The List party led by Marjan Sarec, a comic-turned-mayor who unsuccessfully challenged incumbent Borut Pahor in November presidential elections, would get 19 percent of the vote if elections were held now, according to a survey by Delo Stik on Monday. The Slovenian Democratic Party led by former Prime Minister Janesz Jansa was second with 14 percent, while Prime Minister Miro Cerar’s Modern Center Party fell to fourth with 6 percent.

"Voters expect immediate and comprehensive changes from the new leaders they elevate to power," Otilia Dhand, an analyst at Teneo Intelligence, said in an email. "Invariably, they are disappointed.

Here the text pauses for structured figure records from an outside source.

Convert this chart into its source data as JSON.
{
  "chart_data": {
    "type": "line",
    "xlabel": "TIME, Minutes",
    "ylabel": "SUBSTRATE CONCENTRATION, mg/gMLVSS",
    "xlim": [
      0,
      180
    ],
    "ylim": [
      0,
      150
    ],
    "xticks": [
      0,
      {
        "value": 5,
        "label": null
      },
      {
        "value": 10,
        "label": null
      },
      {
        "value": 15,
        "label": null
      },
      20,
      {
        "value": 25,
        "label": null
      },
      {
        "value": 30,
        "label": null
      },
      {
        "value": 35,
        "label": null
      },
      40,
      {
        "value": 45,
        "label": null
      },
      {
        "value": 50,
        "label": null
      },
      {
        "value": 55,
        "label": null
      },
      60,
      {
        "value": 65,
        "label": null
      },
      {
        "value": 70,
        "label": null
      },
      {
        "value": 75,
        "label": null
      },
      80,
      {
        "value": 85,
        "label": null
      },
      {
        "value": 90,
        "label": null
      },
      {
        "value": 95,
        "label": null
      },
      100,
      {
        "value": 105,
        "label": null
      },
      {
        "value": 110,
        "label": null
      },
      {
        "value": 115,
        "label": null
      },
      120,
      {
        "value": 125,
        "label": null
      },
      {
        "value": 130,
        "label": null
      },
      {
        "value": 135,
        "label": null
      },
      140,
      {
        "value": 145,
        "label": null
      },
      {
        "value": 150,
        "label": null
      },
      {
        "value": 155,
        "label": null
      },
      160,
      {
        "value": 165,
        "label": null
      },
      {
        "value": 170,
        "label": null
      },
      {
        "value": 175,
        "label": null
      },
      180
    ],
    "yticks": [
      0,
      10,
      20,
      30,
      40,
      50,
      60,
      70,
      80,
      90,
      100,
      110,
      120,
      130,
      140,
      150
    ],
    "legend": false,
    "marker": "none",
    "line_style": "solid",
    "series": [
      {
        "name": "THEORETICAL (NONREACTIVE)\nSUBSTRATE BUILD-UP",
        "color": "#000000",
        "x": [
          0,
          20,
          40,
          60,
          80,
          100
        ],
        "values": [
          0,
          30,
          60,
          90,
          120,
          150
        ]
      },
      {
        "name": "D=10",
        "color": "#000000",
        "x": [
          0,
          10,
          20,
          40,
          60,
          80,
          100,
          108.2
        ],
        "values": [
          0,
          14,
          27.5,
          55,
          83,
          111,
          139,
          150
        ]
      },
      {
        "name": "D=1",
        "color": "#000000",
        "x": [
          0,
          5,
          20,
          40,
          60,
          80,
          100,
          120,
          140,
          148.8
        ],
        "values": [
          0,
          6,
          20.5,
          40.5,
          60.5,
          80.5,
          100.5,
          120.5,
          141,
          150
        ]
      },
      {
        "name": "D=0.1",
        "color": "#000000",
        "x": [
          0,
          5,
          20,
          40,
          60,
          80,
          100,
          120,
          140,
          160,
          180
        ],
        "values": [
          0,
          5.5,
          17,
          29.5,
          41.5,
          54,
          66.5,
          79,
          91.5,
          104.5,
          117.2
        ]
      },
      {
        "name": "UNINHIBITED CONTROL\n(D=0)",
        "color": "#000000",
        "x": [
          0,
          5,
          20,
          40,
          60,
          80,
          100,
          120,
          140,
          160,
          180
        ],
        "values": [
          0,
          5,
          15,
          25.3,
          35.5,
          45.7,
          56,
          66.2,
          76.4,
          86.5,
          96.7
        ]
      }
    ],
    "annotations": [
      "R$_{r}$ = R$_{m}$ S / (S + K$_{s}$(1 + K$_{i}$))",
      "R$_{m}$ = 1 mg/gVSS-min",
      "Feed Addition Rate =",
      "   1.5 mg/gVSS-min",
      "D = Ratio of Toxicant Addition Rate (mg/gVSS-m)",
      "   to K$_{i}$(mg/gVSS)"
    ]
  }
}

The Modern Center Party’s ratings collapsed from 34 percent in July 2014 to single digits within less than 12 months."

Despite overseeing booming economic growth, Cerar’s party has plummeted in polls amid public frustration over a failure to prosecute graft and his refusal to hike the wages of striking police, teachers, and other public-sector employees. Many voters have also complained of seeing little benefit in their wallets from the surge in the economy, which grew 6 percent from a year earlier in the last three months of 2017.

Comedian Rising

Sarec, now a provincial mayor who won 47 percent in a presidential runoff last November, has said he’ll make sweeping changes in top posts in the country of 2 million, including at the central bank, which has resounded in a country that narrowly avoided a Greece-style international bailout in 2013.

He has also said the euro-zone nation should sell majority stakes in state-owned lenders Nova Ljubljanska Banka d.d. and Abanka, Slovenia’s two largest banks which were rescued by taxpayers along with other banks in a 3.2 billion euro bailout after years of mismanagement and political meddling pushed the lenders to the brink of insolvency.

As part of that rescue, Slovenia pledged to sell NLB last year, but Cerar’s government reneged on the promise and now wants to delay or find another solution.

The poll, carried out March 1-8 among 1,010 people, saw the Social Democrats led by Agriculture Minister Dejan Zidan in third with 13 percent. Three other parties would also clear the 5 percent threshold to make it into parliament.